In any way, we have modified our statement (New Lines 91-97).
- 94ff the reasoning that total P Content was kept constant by phytase Addition is weak - you have Treatment Groups with phytase Addition that are used to compare the phytase effect with the LA effect, which makes sense in the animal Nutrition aspect. You can´t sell this for a human Nutrition model...
Authors: It is true that the addition of microbial phytase is common in animal nutrition. With respect to the interactive effect, this treatment combination was chosen as often different factors in food work synergistically or oppositely. The present diets should be seen as tools to create different P (and Ca) availability along the gastrointestinal tract and in the body after absorption.
- 132 which nutritional recommendations did you use? Please give a reference (GfE, NRC,...?)
Authors: The recommendations refer to the NRC recommendations. The reference number is 47. (New Lines 133-134)
Table 1: delete the double word
Authors: Double word was deleted in Table 1.
- 361 typo – untreated
Author: The spelling was corrected. (New Line 361)
- 607 Are "excessive" amounts of absorbed Ca really excreted via the kidneys in pigs? To my Knowledge, this mechanism is mostly used in hindgut Fermenters
Authors: It was shown in pigs that Ca regulation relies more strongly on the kidney than the intestine.
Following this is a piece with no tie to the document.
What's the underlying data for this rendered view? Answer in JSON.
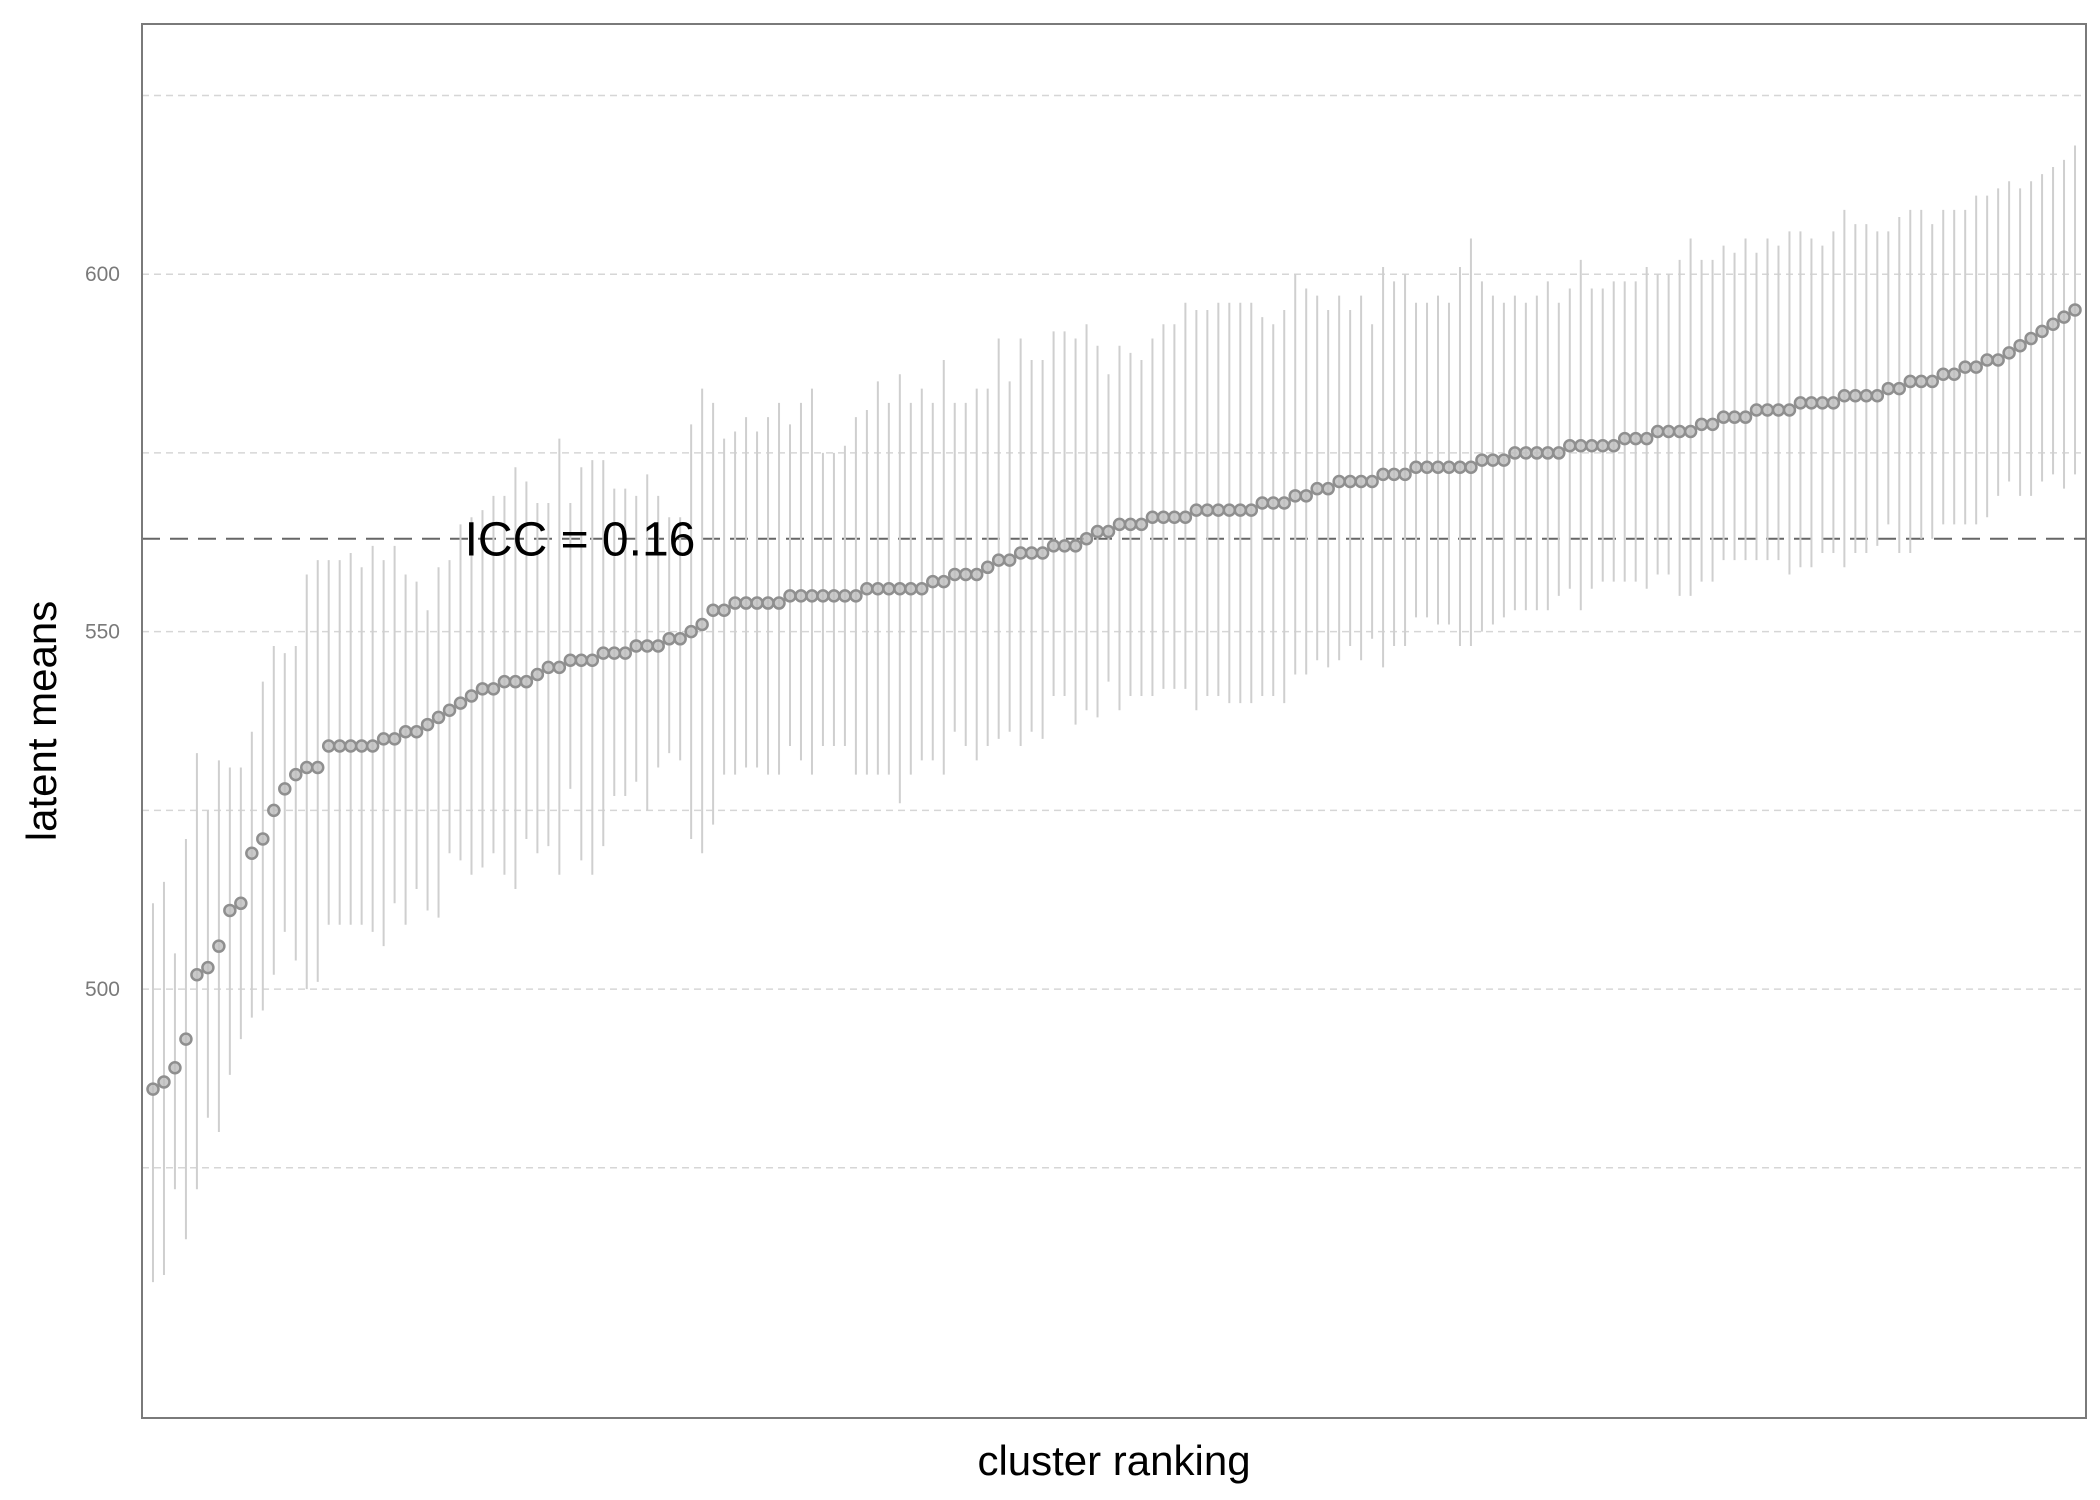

Especially in young pigs, the intestinal uptake of minerals is often higher than the animal would actually need. The excessive minerals (e.g. Ca) are then secreted to the greatest extent in urine. Although pigs are omnivores, they classify as hindgut fermenter as well. The porcine gut has fermentative capacity and the main site of fermentation in pigs is the hindgut.
- 604ff please give the species / species Groups for which These Statements are proven. There are species differences in the dominance of Absorption / excretion routes of Ca and P, as demonstrated by Mack et al. 2015 and Böswald et al. 2018 that should be mentioned in this context.
Author: The species were added as well as the statement that the regulation in other species differs. (New lines 607-614).
- 725 delete blank space
Author: The double space was deleted. (New line 728).